Les récents cas de fraude alimentaire, parmi lesquels la commercialisation de viande de cheval comme du bœuf, doivent amener l’Union à revoir le fonctionnement de la chaîne alimentaire, renforcer les contrôles et réviser la législation en matière d’étiquetage, selon une résolution non législative adoptée le 14 janvier 2014 par les députés européens. (Voir son résumé)
Le Parlement européen s’inquiète de la tendance à la hausse des fraudes alimentaires, qui reflète une faiblesse structurelle de la chaîne alimentaire. Selon les députés, la complexité et le caractère transfrontalier de la chaîne alimentaire, couplé au caractère principalement national des contrôles, sanctions et mesures d’application, augmente le risque de fraude.

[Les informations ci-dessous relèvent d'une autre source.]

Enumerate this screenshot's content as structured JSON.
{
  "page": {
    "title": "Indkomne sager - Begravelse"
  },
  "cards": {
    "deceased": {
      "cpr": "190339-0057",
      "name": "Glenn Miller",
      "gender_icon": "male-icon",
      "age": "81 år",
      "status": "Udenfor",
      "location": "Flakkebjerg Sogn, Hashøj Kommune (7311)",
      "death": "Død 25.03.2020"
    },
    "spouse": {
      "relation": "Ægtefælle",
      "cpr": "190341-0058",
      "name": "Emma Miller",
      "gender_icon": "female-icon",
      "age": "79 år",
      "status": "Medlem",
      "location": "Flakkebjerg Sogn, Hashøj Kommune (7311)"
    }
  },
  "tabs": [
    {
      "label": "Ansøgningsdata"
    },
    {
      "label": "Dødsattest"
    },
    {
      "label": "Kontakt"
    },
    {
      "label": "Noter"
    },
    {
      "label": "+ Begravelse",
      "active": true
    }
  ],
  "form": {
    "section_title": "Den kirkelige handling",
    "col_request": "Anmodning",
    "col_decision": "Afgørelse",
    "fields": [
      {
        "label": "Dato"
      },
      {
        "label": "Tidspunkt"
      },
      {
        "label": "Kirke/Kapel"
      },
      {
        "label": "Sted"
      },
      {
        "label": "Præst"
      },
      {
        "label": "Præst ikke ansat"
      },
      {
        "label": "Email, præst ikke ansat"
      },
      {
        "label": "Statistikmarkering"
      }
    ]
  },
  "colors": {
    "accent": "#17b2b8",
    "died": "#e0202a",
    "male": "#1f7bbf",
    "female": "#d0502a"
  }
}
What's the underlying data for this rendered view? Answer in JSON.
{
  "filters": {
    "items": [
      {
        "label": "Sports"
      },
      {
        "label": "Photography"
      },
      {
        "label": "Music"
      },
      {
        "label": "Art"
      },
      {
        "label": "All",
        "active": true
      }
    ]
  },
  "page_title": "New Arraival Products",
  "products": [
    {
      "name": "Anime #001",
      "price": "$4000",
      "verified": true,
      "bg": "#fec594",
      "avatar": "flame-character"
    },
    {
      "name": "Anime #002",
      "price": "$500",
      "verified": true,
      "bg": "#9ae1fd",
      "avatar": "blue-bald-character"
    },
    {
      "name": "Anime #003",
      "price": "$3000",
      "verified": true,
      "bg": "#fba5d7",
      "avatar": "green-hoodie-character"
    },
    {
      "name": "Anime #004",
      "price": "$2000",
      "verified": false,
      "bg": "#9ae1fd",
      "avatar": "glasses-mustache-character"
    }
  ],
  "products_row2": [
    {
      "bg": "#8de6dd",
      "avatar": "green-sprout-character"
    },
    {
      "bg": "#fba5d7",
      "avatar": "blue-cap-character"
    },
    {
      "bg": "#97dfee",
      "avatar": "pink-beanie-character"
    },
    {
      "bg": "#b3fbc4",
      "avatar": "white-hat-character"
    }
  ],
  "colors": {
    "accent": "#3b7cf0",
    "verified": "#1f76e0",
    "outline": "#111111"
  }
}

"Tout d'abord, le manque de données comparables ne permet pas d'avoir une vision exacte du phénomène. Cependant, nous savons que des milliards d'euros sont en jeu. Le crime organisé a clairement des intérêts dans ce domaine", a déclaré le rapporteur Esther De Lange (PPE, NL). "Contrairement aux États-Unis, l'Union européenne ne dispose toujours pas de définition sur la fraude alimentaire et semble ignorer ce problème. Les cas de fraudes contaminent la situation de tous les agriculteurs, intermédiaires et individus qui respectent les règles et détruit la confiance des consommateurs en matière d'alimentation et d'information", a-t-elle ajouté. Son rapport d’initiative a été adopté par 659 voix pour, 24 contre et 8 abstentions.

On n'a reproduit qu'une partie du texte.